Interpretation of eigenvectors of Hessian in context of local min/max/saddle?
Say $f \in C^2$ so we can possibly use its Hessian $H$ to determine whether $f$ has a local max, min, or saddle at a critical point $x_0$. Since $H(x_0)$ is real and symmetric, it is diagonalizable, say with eigenvector-eigenvalue pairs $(v_1,\lambda_1),\ldots,(v_n,\lambda_n)$. The second derivative test asserts that if all the $\lambda_i$ are strictly positive, then $f$ has a local min, if they are all strictly negative, then $f$ has a local max, and if there are at least one strictly positive and one strictly negative, then $f$ has a saddle point.

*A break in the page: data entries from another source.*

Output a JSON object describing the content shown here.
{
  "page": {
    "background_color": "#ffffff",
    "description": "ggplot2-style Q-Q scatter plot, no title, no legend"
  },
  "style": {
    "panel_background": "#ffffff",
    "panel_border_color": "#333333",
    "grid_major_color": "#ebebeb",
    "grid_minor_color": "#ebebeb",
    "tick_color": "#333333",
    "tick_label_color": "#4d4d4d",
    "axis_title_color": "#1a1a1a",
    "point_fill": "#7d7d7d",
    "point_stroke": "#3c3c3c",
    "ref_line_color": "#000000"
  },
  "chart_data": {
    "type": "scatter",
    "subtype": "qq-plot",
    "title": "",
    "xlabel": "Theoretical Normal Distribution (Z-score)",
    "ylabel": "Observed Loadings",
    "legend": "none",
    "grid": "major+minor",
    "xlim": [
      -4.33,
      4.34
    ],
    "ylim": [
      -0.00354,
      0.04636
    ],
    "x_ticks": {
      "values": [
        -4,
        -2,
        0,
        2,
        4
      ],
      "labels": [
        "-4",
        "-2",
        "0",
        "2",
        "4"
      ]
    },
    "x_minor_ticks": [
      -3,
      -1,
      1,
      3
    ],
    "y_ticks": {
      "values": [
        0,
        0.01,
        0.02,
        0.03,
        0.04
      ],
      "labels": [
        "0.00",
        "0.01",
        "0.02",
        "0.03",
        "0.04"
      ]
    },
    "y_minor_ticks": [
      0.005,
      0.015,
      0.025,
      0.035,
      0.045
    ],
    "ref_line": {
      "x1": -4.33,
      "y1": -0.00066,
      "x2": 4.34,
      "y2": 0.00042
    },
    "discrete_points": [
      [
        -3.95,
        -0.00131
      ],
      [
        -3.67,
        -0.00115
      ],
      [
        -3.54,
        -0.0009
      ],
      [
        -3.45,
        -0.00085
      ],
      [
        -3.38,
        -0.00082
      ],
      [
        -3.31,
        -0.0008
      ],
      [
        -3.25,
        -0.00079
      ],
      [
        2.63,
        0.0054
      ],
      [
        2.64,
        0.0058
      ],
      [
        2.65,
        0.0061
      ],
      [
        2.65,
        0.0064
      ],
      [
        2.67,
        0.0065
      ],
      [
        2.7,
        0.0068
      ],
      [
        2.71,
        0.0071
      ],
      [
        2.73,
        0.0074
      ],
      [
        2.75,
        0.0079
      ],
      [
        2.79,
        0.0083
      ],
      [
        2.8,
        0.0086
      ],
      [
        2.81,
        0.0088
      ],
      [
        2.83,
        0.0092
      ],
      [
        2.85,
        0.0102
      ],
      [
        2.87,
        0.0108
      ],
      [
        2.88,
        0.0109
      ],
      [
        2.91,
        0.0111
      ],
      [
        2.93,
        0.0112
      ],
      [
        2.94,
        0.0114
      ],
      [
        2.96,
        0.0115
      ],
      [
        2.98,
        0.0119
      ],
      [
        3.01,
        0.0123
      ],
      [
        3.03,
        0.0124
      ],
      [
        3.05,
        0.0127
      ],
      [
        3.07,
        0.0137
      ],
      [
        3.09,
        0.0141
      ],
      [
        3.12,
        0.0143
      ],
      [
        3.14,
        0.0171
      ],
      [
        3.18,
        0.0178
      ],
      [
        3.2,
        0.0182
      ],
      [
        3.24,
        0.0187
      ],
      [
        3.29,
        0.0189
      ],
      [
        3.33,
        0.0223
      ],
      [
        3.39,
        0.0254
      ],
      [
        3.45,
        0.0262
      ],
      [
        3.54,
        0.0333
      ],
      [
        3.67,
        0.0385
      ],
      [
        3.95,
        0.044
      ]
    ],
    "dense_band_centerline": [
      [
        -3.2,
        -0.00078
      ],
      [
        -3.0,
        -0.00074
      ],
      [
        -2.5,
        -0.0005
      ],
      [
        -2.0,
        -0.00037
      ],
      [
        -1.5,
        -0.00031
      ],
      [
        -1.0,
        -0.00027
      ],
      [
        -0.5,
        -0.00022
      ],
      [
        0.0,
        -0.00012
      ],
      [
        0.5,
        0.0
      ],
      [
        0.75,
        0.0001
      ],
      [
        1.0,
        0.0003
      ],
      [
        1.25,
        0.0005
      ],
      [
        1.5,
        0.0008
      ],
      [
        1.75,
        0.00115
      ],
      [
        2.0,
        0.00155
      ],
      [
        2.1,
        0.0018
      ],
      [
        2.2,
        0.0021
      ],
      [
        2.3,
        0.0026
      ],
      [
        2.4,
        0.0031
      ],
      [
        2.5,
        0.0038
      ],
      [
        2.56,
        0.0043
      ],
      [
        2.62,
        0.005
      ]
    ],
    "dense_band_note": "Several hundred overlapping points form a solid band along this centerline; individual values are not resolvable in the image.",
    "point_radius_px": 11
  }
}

Is there some geometric interpretation to what the $v_i$ are? Are the $v_i$ somehow directions in which the function restricted to that direction has concavity $\lambda_i$?
"Diagonalisable" means that there is a linear change of variables so that the matrix is diagonal (obviously). It can also be shown that this change of variables can be effected by an orthogonal matrix. Hence, we have locally at the stationary point the expansion $$ f(x) = f(a) + \frac{1}{2!} (x-a)^T H (x-a) + o(\lvert x-a \rvert^2) = f(a) + y^T \Lambda y + o(\lvert y \rvert^2), $$ where $y=U(x-a)$ for an orthogonal matrix $U$ such that $ U^T H U = \Lambda$ is diagonal of the form $\operatorname{diag}(\lambda_1,\lambda_2,\dotsc,\lambda_n)$. It is clear now that locally the surface $z=2(f(x)-f(a))$ is close to the (diagonal) quadratic form $y^T \Lambda y$.
What does this actually mean? Let's look at the $n=2$ case for simplicity: higher dimensions have the same idea, but more complicated shapes.
- Both eigenvalues positive (negative): the graph looks locally like an elliptic paraboloid: it increases (decreases), whatever direction $y$ points in. The principal axes are (as in all other cases) parallel to the $y_i$ axes, with local form $z=\lambda_1 y_1^2+ \lambda_2 y_2^2$
- Both eigenvalues zero: the Hessian tells you nothing and you have to look at the next term...
- One eigenvalue zero: the graph looks locally like $\lambda_1 y_1^2+0y_2^2$, so it does not change when $y$ is in the direction where $y_1=0$, and you have to look at the next term to find how the graph changes in the direction where $y_1=0$. In the other direction (the "$y_1$ direction") it looks like a parabola.
- One of each sign: The graph looks locally like a hyperbolic paraboloid, with principal axes parallel to the axes of $y_i$, and with local form $z=\lambda_1 y_1^2 - (-\lambda_2)y_2^2$, for example. The graph has maximum decrease in the directions where $y_1=0$, and maximum increase in the directions where $y_2=0$.
So the eigenvectors of the Hessian form the principal axes of the paraboloid that acts as a local approximation of the behaviour, with the eigenvalues being related to the relative axis lengths.